Así que los empresarios recuerdan al próximo Presidente del Gobierno que “resulta incuestionable la fuerte vinculación revelada entre la garantía de derecho de propiedad y el nivel de desarrollo económico alcanzado en los distintos países, por la vía de favorecer la inversión y el emprendimiento empresarial”. 

Sucumbir a las presiones

¿Significa esto que la empresa cree que podemos tener a Iglesias o Errejón como líderes del país? En absoluto. Lo que denota es la preocupación a que el ganador de los comicios pueda sucumbir a algunas de esas pretensiones a cambio de los votos para la investidura. Es decir, que si tal y como pronostican las encuestas Pedro Sánchez gana con necesidad de pactos con la izquierda, pretenden evitar que haya algún tipo de tentación. 

Una advertencia que han plasmado en un documento titulado Prioridades empresariales ante las elecciones generales del 10 de noviembre. En él se insiste, de forma recurrente, en la necesidad de que haya un gobierno que proporcione “estabilidad y moderación”. De ahí que llamen de forma insistente a que exista “un acuerdo de gobernabilidad entre las distintas fuerzas políticas”. 

Según explican, lo que hace falta a partir de ahora es "un gobierno que garantice la estabilidad política e institucional y abra una nueva etapa de diálogo y consensos". El objetivo es aportar "predictibilidad y seguridad jurídica", que "son necesarias para que se incremente la confianza de los ciudadanos, empresas e inversores".

Más peticiones

No sólo eso, en el decálogo que han hecho público también reclaman reformas estructurales que fomenten el crecimiento.

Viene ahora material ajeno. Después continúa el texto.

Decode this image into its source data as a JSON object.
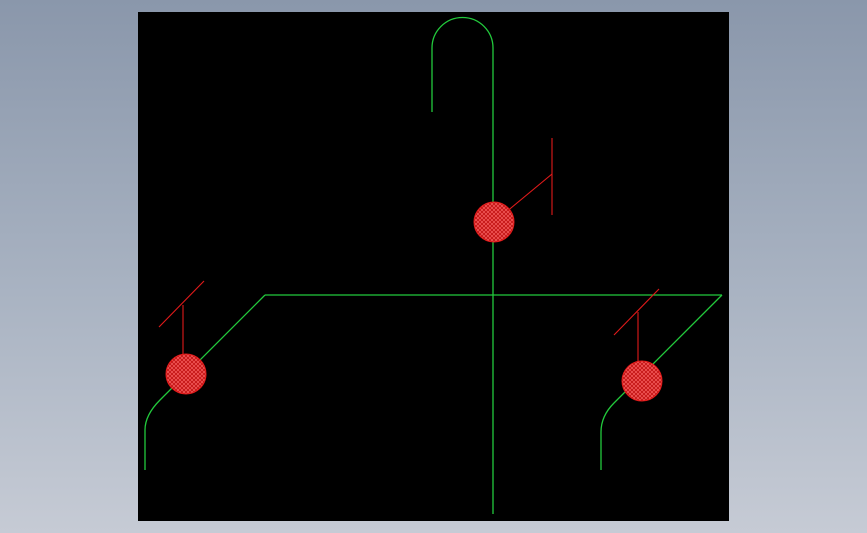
{
  "viewer": {
    "background_color": "#000000",
    "surround_gradient": [
      "#8a97ab",
      "#c6cbd5"
    ]
  },
  "drawing": {
    "rebar_color": "#22c93c",
    "section_color": "#e21a1a",
    "hatch_color": "#ff6a6a"
  }
}
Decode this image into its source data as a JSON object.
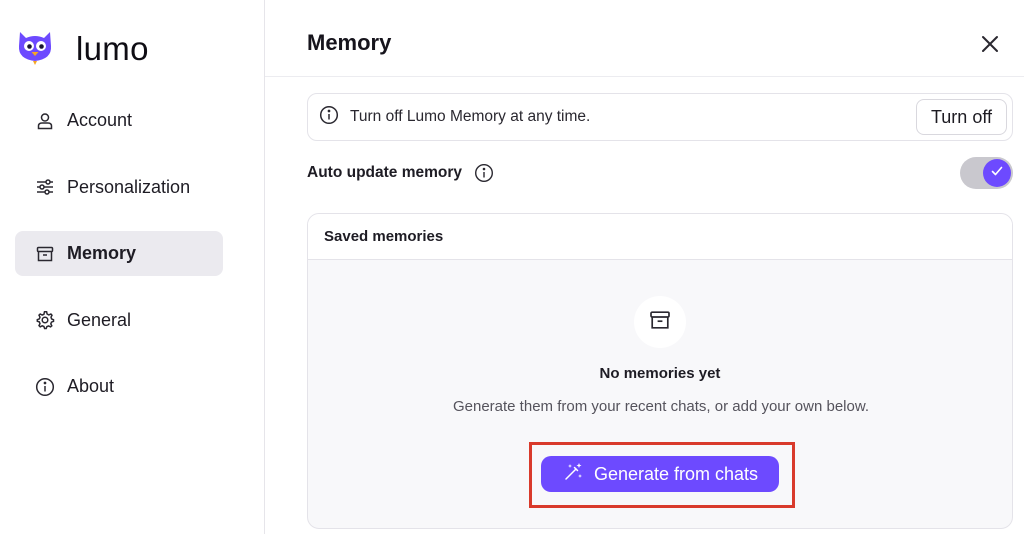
{
  "brand": {
    "name": "lumo"
  },
  "sidebar": {
    "items": [
      {
        "label": "Account",
        "icon": "user-icon",
        "active": false
      },
      {
        "label": "Personalization",
        "icon": "sliders-icon",
        "active": false
      },
      {
        "label": "Memory",
        "icon": "archive-icon",
        "active": true
      },
      {
        "label": "General",
        "icon": "gear-icon",
        "active": false
      },
      {
        "label": "About",
        "icon": "info-icon",
        "active": false
      }
    ]
  },
  "header": {
    "title": "Memory",
    "close_icon": "close-icon"
  },
  "notice": {
    "text": "Turn off Lumo Memory at any time.",
    "button_label": "Turn off",
    "icon": "info-icon"
  },
  "auto_update": {
    "label": "Auto update memory",
    "enabled": true,
    "icon": "info-icon"
  },
  "saved": {
    "title": "Saved memories",
    "empty_title": "No memories yet",
    "empty_description": "Generate them from your recent chats, or add your own below.",
    "generate_button_label": "Generate from chats",
    "empty_icon": "archive-icon",
    "generate_icon": "magic-wand-icon"
  },
  "colors": {
    "accent": "#6d4aff",
    "highlight": "#d93a2b",
    "active_nav_bg": "#ebeaef"
  }
}
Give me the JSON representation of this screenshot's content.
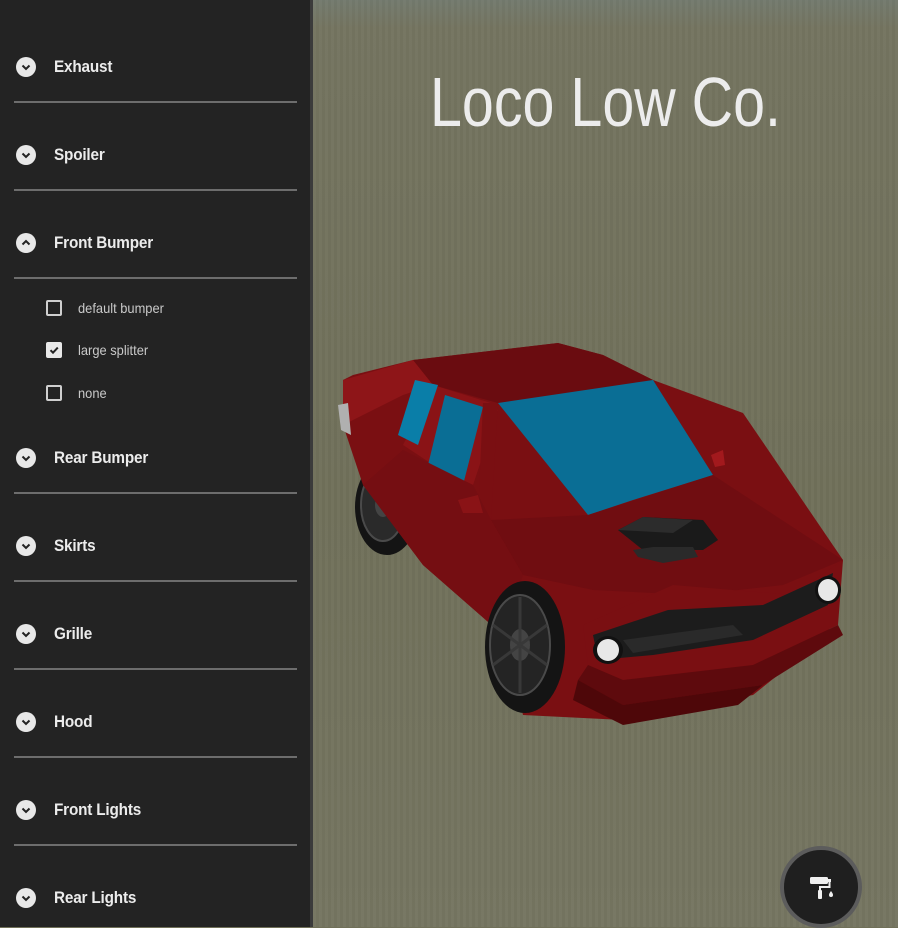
{
  "sidebar": {
    "sections": [
      {
        "label": "Exhaust",
        "expanded": false
      },
      {
        "label": "Spoiler",
        "expanded": false
      },
      {
        "label": "Front Bumper",
        "expanded": true,
        "options": [
          {
            "label": "default bumper",
            "checked": false
          },
          {
            "label": "large splitter",
            "checked": true
          },
          {
            "label": "none",
            "checked": false
          }
        ]
      },
      {
        "label": "Rear Bumper",
        "expanded": false
      },
      {
        "label": "Skirts",
        "expanded": false
      },
      {
        "label": "Grille",
        "expanded": false
      },
      {
        "label": "Hood",
        "expanded": false
      },
      {
        "label": "Front Lights",
        "expanded": false
      },
      {
        "label": "Rear Lights",
        "expanded": false
      }
    ]
  },
  "viewport": {
    "brand": "Loco Low Co.",
    "car_color": "#7a0f12",
    "glass_color": "#0a6e95"
  },
  "paint_button": {
    "icon": "paint-roller-icon"
  }
}
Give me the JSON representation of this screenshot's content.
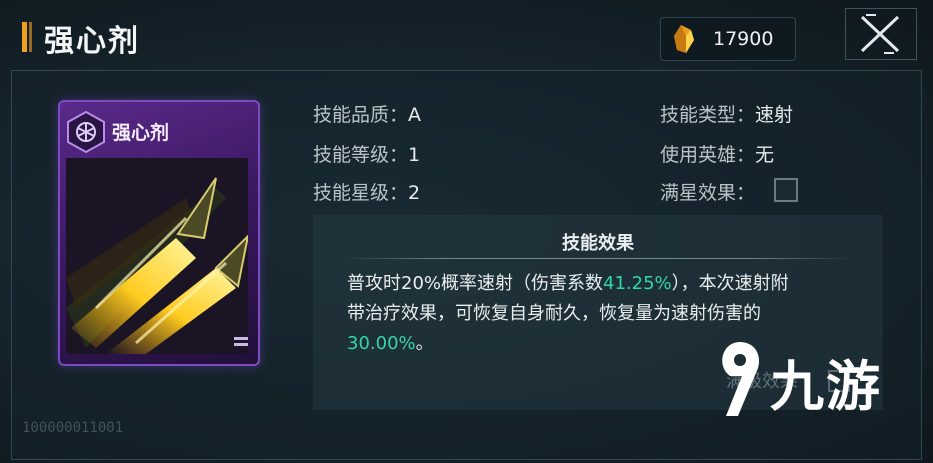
{
  "header": {
    "title": "强心剂",
    "currency": {
      "icon": "crystal-icon",
      "value": "17900"
    },
    "close_icon": "close-icon"
  },
  "card": {
    "name": "强心剂",
    "icon": "skill-hex-icon",
    "art": "rockets-art"
  },
  "attributes": {
    "quality_label": "技能品质：",
    "quality_value": "A",
    "level_label": "技能等级：",
    "level_value": "1",
    "star_label": "技能星级：",
    "star_value": "2",
    "type_label": "技能类型：",
    "type_value": "速射",
    "hero_label": "使用英雄：",
    "hero_value": "无",
    "maxstar_label": "满星效果："
  },
  "effect": {
    "title": "技能效果",
    "line1_a": "普攻时20%概率速射（伤害系数",
    "line1_pct": "41.25%",
    "line1_b": "），本次速射附",
    "line2": "带治疗效果，可恢复自身耐久，恢复量为速射伤害的",
    "line3_pct": "30.00%",
    "line3_end": "。",
    "footer": "满级效果"
  },
  "watermark": {
    "text": "九游"
  },
  "bottom_code": "100000011001",
  "colors": {
    "accent": "#f0a020",
    "highlight": "#33d6a6",
    "card_purple": "#7c4bc0"
  }
}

Para ello consideran indispensable que haya una tributación empresarial “competitiva”. Explican que la presión fiscal en España supone el 10,5% del PIB frente al 9,3% de la Unión Europea. No sólo eso, es que consideran que la recaudación total procedente de las empresas en España es superior al promedio de la UE: 30,4% frente al 26,2%. 

Creen que “no deben subirse los impuestos en España” ya que tenemos una presión fiscal “superior a la de nuestro entorno”. Algo que ocurre también con el impuesto de Patrimonio lo que “penaliza el ahorro y la inversión empresarial”.